Contudo, mesmo depois de sancionada a lei de anistia, a ditadura permaneceu firme no Brasil até 1985 e vários atos bárbaros foram praticados contra instituições e trabalhadores brasileiros, como os atentados à Ordem dos Advogados do Brasil em agosto de 1980, ao Jornal Tribuna da Imprensa em março de 1981 e ao Riocentro, nas comemorações do dia do trabalhador em 1981.

Na verdade, retomo esse tema dos militares e da lei de anistia de 1979 diante do atual cenário político e histórico, quando militares estão sendo indiciados criminalmente e irão sentar-se no banco dos réus em razão dos gravíssimos ataques perpetrados contra o Estado Democrático de Direito, realizados pelos adoradores da última ditadura, entre estes o ex-presidente e seus seguidores.

O Supremo Tribunal Federal, responsável pelo julgamento de todos eles, tem a oportunidade única de revisar sua jurisprudência, e poderá fazê-lo na apreciação da ADPF 320, de autoria do PSOL, que está sob a relatoria do Ministro Dias Toffoli. Esta ação de descumprimento de preceito fundamental tem por objetivo a revisão do entendimento firmado no julgamento da ADPF 153, que estabeleceu que a lei de anistia de 1979 teria sido recepcionada pela Constituição de 1988.

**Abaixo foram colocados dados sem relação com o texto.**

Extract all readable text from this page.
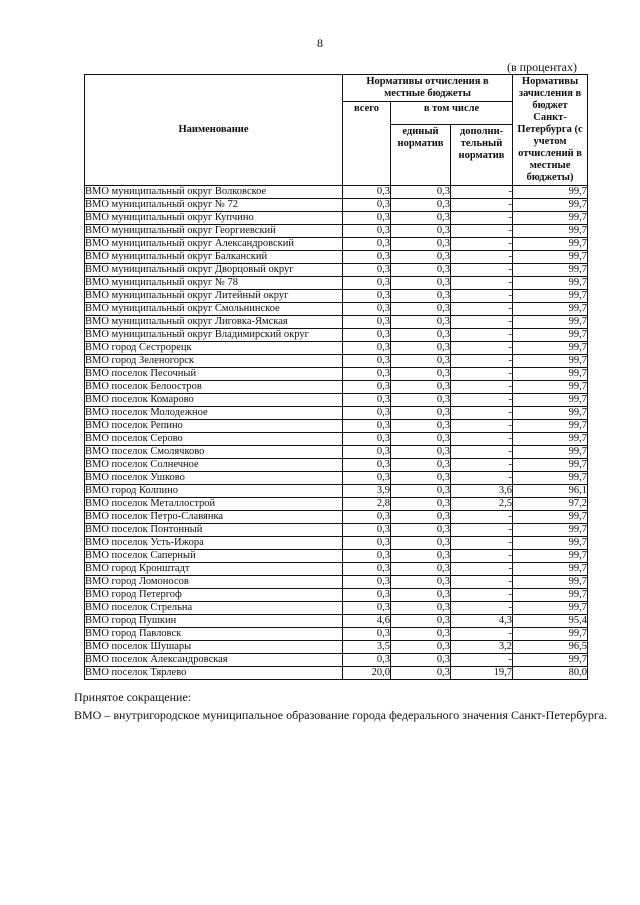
8
(в процентах)
Наименование	Нормативы отчисления в местные бюджеты			Нормативы зачисления в бюджет Санкт-Петербурга (с учетом отчислений в местные бюджеты)
	всего	в том числе		
		единый норматив	дополни-тельный норматив	
ВМО муниципальный округ Волковское	0,3	0,3	-	99,7
ВМО муниципальный округ № 72	0,3	0,3	-	99,7
ВМО муниципальный округ Купчино	0,3	0,3	-	99,7
ВМО муниципальный округ Георгиевский	0,3	0,3	-	99,7
ВМО муниципальный округ Александровский	0,3	0,3	-	99,7
ВМО муниципальный округ Балканский	0,3	0,3	-	99,7
ВМО муниципальный округ Дворцовый округ	0,3	0,3	-	99,7
ВМО муниципальный округ № 78	0,3	0,3	-	99,7
ВМО муниципальный округ Литейный округ	0,3	0,3	-	99,7
ВМО муниципальный округ Смольнинское	0,3	0,3	-	99,7
ВМО муниципальный округ Лиговка-Ямская	0,3	0,3	-	99,7
ВМО муниципальный округ Владимирский округ	0,3	0,3	-	99,7
ВМО город Сестрорецк	0,3	0,3	-	99,7
ВМО город Зеленогорск	0,3	0,3	-	99,7
ВМО поселок Песочный	0,3	0,3	-	99,7
ВМО поселок Белоостров	0,3	0,3	-	99,7
ВМО поселок Комарово	0,3	0,3	-	99,7
ВМО поселок Молодежное	0,3	0,3	-	99,7
ВМО поселок Репино	0,3	0,3	-	99,7
ВМО поселок Серово	0,3	0,3	-	99,7
ВМО поселок Смолячково	0,3	0,3	-	99,7
ВМО поселок Солнечное	0,3	0,3	-	99,7
ВМО поселок Ушково	0,3	0,3	-	99,7
ВМО город Колпино	3,9	0,3	3,6	96,1
ВМО поселок Металлострой	2,8	0,3	2,5	97,2
ВМО поселок Петро-Славянка	0,3	0,3	-	99,7
ВМО поселок Понтонный	0,3	0,3	-	99,7
ВМО поселок Усть-Ижора	0,3	0,3	-	99,7
ВМО поселок Саперный	0,3	0,3	-	99,7
ВМО город Кронштадт	0,3	0,3	-	99,7
ВМО город Ломоносов	0,3	0,3	-	99,7
ВМО город Петергоф	0,3	0,3	-	99,7
ВМО поселок Стрельна	0,3	0,3	-	99,7
ВМО город Пушкин	4,6	0,3	4,3	95,4
ВМО город Павловск	0,3	0,3	-	99,7
ВМО поселок Шушары	3,5	0,3	3,2	96,5
ВМО поселок Александровская	0,3	0,3	-	99,7
ВМО поселок Тярлево	20,0	0,3	19,7	80,0
Принятое сокращение:
ВМО – внутригородское муниципальное образование города федерального значения Санкт-Петербурга.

Vale lembrar que brasileiros de variadas tendências ideológicas, inconformados com o golpe de 1964, que levou à deposição do governo legal e legítimo de João Goulart, desapareceram, foram perseguidos, humilhados, torturados ou assassinados por lutarem para tentar restabelecer a ordem democrática no país. Muitos desses brasileiros tiveram que se esconder para não morrer, outros precisaram ir para o exterior, abandonando suas famílias, amigos, trabalhos e estudos.

Em 1979, os golpistas e ocupantes do poder impuseram a "anistia, ampla, geral e irrestrita", para que os perseguidos, aqui ou no exterior, pudessem retomar sua vida no país.

Porém, a lei de anistia proposta pela ditadura apresentou um vício original grave, a coação, na medida em que impunha uma condição para permitir o retorno dos que tinham deixado tudo para trás: era preciso deixar livres os torturadores e assassinos que agiram a serviço do Estado. Ora, qualquer documento nestas bases é nulo de pleno direito e ineficaz. A coação contaminou a referida lei e, por tal razão, ela não é legítima para o "perdão" ou "esquecimento" geral das atrocidades do passado.

Sendo assim, os atos antidemocráticos do 8 de janeiro de 2023 conferem ao Brasil a oportunidade histórica de colocar definitivamente no sepulcro os fantasmas da última ditadura, que ainda causam tantos estragos ao país. Para isso, é preciso estabelecer o resgate da memória e promover a educação voltada para a cidadania, para que tenhamos o fortalecimento das instituições e a concretização da justiça.